Article
The closing of an inner-city hospital creates problems for doctors as well as patients.
The 95-year-old patient had multiple problems, including congestive heart failure, COPD, asthma, arthritis, and hardening of the arteries. In February, her CHF worsened and she had to be admitted. At one time, internist Joseph Salese of Orange, NJ, would have sent her to the nearby Hospital Center at Orange. But that hospital, located in a poor urban community next to Newark, had been closed for more than a year. So he had her taken to St. Barnabas Medical Center in Livingston, about 5 miles away.
St. Barnabas is a suburban hospital with an excellent reputation. But on this particular day during flu season, beset by extra patients from Orange, St. Barnabas had no room for Salese's patient. So the ambulance had to transport her to Chilton Memorial Hospital in Pompton Plains, some 20 miles distant. Fortunately, this time, the patient survived.
The closing of the 290-bed Hospital Center at Orange (HCO) in January 2004 is not unlike the fate of many "safety net" hospitals in urban centers throughout the country. And when these facilities close, it's not just the poor who rely on them who suffer. So do the physicians who serve the community.
Here's a close-up look at the impact of the closing of just one safety-net hospital.
Patients remain loyal to a declining facility The Hospital Center at Orange (also known as Orange Memorial Hospital) opened its doors in 1873. It was held in great esteem by the community. In fact, notes internist Alapatt F. Thomas of Irvington, "people in the area couldn't accept the idea that the hospital was going to close. I remember one of the last patients I sent to Orange Memorial-an accountant. He was having an MI, and that's where he wanted to go."

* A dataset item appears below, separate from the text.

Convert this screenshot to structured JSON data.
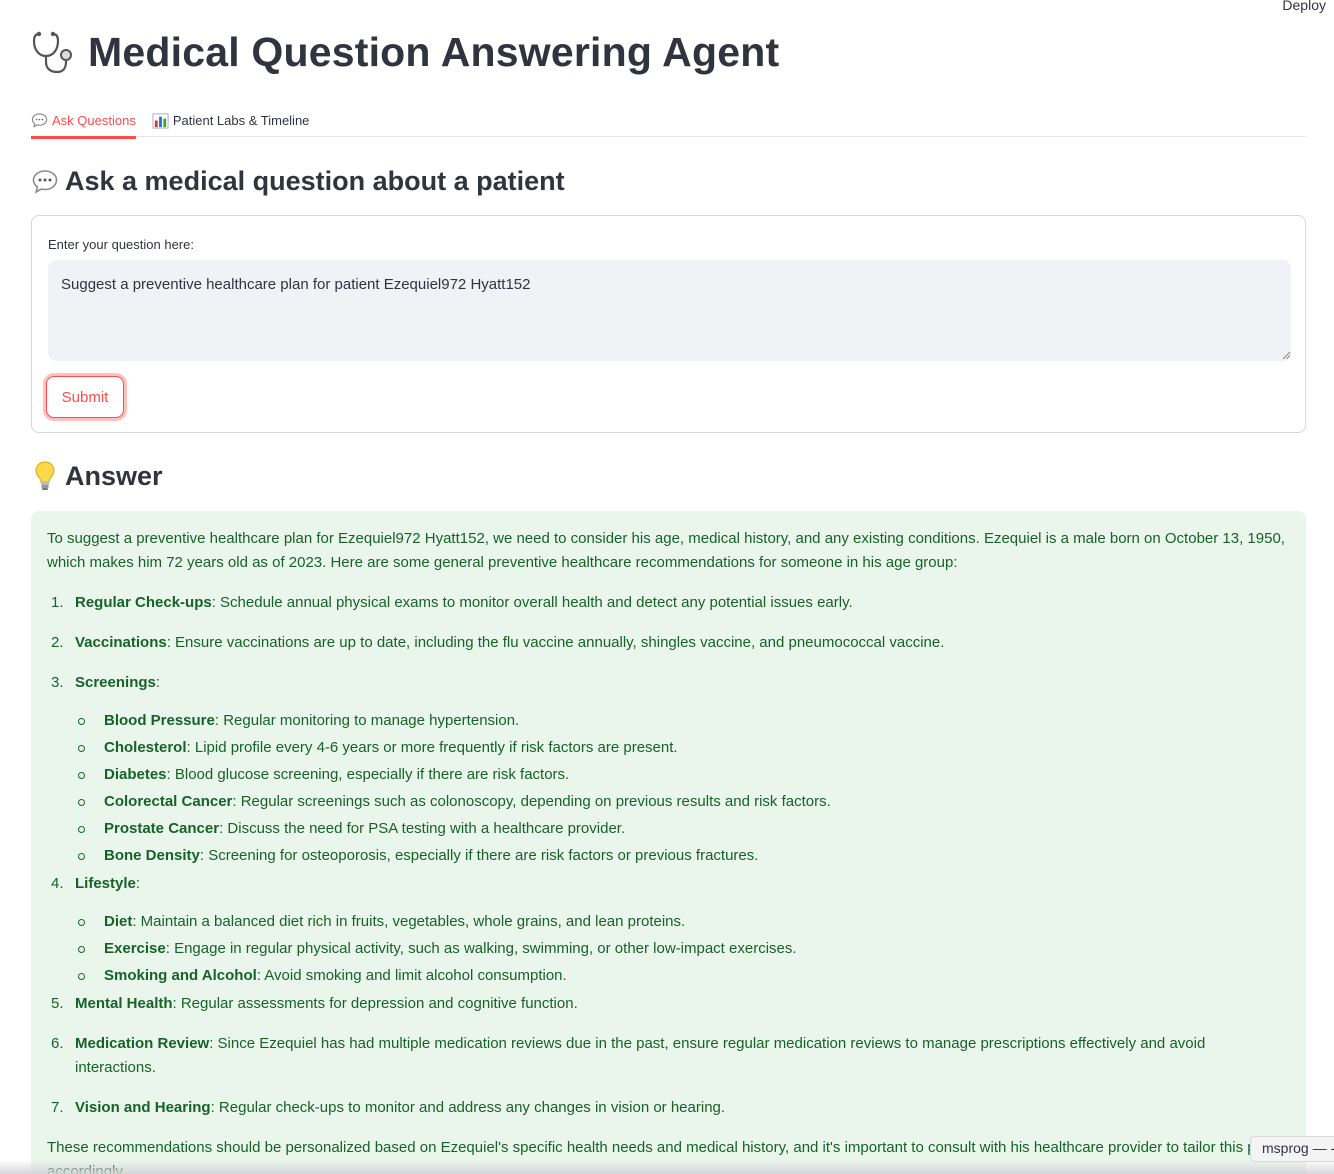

That was slightly risky at the time, acknowledges Thomas. Toward the end, he and other physicians were less willing to admit patients to HCO, "because they weren't going to get the care they needed." Doctors, nurses, and other support staff were switching to other hospitals as they saw the end approaching. The aging hospital also needed urgent repairs and a complete renovation. In 2002, the state health department had briefly shut down the OR suite, citing poor plant maintenance, infection control, and sanitation, "particularly of instruments."
Was the white knight really Darth Vader? In the early '90s, the state repealed a hospital rate-setting law. That repeal, plus the ravages of managed care, knocked many New Jersey hospitals against the ropes and kayoed some of them. In 1998, HCO was on the verge of bankruptcy when a white knight came to its rescue.
That white knight was the Cathedral Healthcare System, which owned three hospitals in Newark. Operated by the Catholic archdiocese of Newark, Cathedral agreed to provide back-office and management services to HCO for a fee. But, says Terence French, the system's executive vice president, Cathedral didn't buy out the facility or take on its liabilities. It was the HCO board, not Cathedral, that made the decision to shut down the hospital, he says.
But the hospital's last chief of staff, FP Yash Khanna, says that Cathedral did control HCO. A spokesperson for the NJ Department of Health and Senior Services agrees. Some physicians in the community think Cathedral, which also bought and then closed nearby Montclair Community Hospital in 1999, may have planned HCO's closing in advance to benefit its other hospitals.
"Cathedral takes these places, extracts the valuable services, and then closes them down to eliminate competition," says FP Edwin Lee McCampbell of East Orange. "We had a really good orthopedics department at Orange Memorial, and that was moved lock, stock, and barrel to St. Michael's Medical Center [another Cathedral hospital]." (Cathedral denies that it happened this way.)